Il Rinascimento, periodo caratterizzato dalla riscoperta dei valori dell’uomo e del
suo mondo, dalla riscoperta della classicità e del paganesimo, ma anche periodo di
forti contrasti materialistico-religiosi metterà in second’ordine (per usare un
eufemismo) il simbolismo, sostituendolo con l’allegoria paganeggiante, che è
tutt’altra cosa.
A Frassineta di Piedimonte presso Palazzuolo (Firenze), in un antico resedio rurale,
su una finestra arcaica, è raffigurato un personaggio, una donna che lancia in aria
una ruota, entro la quale è iscritta una croce polare. La ruota, secondo l’antica
simbologia, rappresenterebbe il cielo o l’universo, mentre la croce polare l’unione
di due principi, cioè il cielo (principio attivo) e la terra (principio passivo).
Questo simbolismo, che forse però è anche una allegoria (simbolismo e allegoria, pur
nella loro definizione concettuale ben precisa, sono concetti astratti, e molte
volte si fondono l’uno nell’altro: il simbolismo nell’allegoria e viceversa),
starebbero a significare che la donna (principio passivo), regge nelle sue mani la
terra (ancora principio passivo) e il genere umano (principio attivo e passivo). La
donna è anche simbolo della spiritualità sacerdotale, colei che ha generato il
genere umano: la fattrice, la Madre. Questa simbologia donna-ruota (terra) è
comunissima nell’antichità e, in particolare, la donna che lancia in aria la ruota
si ritrova su vasi attici e nella simbologia etrusca.

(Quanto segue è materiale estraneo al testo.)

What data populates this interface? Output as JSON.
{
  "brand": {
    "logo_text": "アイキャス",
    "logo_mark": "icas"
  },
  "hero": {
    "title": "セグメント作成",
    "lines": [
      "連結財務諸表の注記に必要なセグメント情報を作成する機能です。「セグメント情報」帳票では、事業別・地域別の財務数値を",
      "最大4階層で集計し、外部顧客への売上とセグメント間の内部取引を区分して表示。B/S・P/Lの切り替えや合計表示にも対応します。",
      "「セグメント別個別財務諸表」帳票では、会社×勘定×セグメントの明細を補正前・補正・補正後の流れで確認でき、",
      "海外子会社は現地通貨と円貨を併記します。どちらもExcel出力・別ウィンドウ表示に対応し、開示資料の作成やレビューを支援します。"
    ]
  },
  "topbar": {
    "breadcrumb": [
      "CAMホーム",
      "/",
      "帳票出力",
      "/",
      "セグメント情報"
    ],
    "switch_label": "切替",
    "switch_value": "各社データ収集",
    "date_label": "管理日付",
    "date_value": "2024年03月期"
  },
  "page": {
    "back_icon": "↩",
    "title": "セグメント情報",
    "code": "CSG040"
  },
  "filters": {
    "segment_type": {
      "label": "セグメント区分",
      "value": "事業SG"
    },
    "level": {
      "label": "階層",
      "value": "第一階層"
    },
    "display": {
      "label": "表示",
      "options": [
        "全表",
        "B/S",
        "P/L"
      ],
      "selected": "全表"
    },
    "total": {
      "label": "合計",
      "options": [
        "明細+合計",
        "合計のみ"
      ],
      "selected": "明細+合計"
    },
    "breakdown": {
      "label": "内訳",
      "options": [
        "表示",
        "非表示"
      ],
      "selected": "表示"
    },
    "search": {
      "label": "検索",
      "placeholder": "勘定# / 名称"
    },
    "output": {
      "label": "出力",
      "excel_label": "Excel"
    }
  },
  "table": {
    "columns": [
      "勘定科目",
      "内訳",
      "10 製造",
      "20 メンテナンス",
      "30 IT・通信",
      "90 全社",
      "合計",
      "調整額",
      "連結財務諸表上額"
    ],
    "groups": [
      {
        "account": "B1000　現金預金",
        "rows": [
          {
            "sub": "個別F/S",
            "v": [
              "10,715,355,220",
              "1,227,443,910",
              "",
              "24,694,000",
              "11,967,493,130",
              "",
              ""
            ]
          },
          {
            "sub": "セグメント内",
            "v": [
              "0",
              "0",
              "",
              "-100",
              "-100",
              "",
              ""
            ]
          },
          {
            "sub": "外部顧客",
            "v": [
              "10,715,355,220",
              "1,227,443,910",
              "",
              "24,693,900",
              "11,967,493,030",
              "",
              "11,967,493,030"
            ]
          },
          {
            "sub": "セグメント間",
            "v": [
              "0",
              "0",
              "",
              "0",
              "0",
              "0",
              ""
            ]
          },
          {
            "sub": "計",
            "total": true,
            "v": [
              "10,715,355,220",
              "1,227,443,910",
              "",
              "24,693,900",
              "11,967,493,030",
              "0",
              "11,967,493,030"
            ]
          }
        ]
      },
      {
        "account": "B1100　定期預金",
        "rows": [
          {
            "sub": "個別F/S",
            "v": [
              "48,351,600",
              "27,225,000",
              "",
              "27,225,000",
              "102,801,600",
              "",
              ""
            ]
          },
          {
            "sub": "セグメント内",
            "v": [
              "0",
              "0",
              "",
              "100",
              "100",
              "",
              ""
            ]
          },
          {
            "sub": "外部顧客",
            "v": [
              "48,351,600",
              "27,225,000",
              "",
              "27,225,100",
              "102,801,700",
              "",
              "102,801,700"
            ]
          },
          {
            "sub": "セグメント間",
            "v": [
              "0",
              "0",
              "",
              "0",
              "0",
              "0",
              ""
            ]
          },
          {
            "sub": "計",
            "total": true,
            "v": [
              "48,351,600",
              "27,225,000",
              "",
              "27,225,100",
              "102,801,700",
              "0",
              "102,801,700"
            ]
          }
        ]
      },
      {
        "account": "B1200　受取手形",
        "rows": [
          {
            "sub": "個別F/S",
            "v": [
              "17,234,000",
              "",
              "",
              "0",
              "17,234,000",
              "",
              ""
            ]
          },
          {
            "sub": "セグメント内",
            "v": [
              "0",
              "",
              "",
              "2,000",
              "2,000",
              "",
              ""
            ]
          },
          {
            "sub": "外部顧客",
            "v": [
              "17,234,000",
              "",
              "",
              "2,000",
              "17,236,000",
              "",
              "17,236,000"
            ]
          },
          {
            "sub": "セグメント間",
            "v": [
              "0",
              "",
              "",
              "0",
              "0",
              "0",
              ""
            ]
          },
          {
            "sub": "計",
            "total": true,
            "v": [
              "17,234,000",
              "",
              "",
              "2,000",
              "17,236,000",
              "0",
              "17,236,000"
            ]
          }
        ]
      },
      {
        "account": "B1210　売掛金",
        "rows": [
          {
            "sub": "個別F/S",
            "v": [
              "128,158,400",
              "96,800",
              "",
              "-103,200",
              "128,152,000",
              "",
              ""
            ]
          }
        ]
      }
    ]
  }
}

Ciò non vuol dire però che ci
sia un legame diretto fra la raffigurazione di Frassineta di Piedimonte di
Palazzuolo e i Greci o gli Etruschi. In altre parole, non è detto che per via di
quella raffigurazione di Frassineta (che è una derivazione diretta della cultura
greco-etrusca), o per altre risultanze simili, si possa affermare con sicurezza
assoluta che gli etruschi abbiano abitato massicciamente, con numerosi villaggi,
queste zone montane fra Toscana e Emilia-Romagna. Anche se scavi abbastanza recenti,
condotti dalla Soprintendenza Archeologica per l’Emilia Romagna, hanno accertato la
“presenza” di insediamenti etruschi a Monte Bibele (Idice), che non dista molto da
Frassineta di Piedimonte. Un altro esempio di come attraverso la simbologia presente
nellAppennino, nelle sue forme più svariate, si possono fare ipotesi circa la
discendenza di quelle popolazioni da una civiltà piuttosto che da un’altra.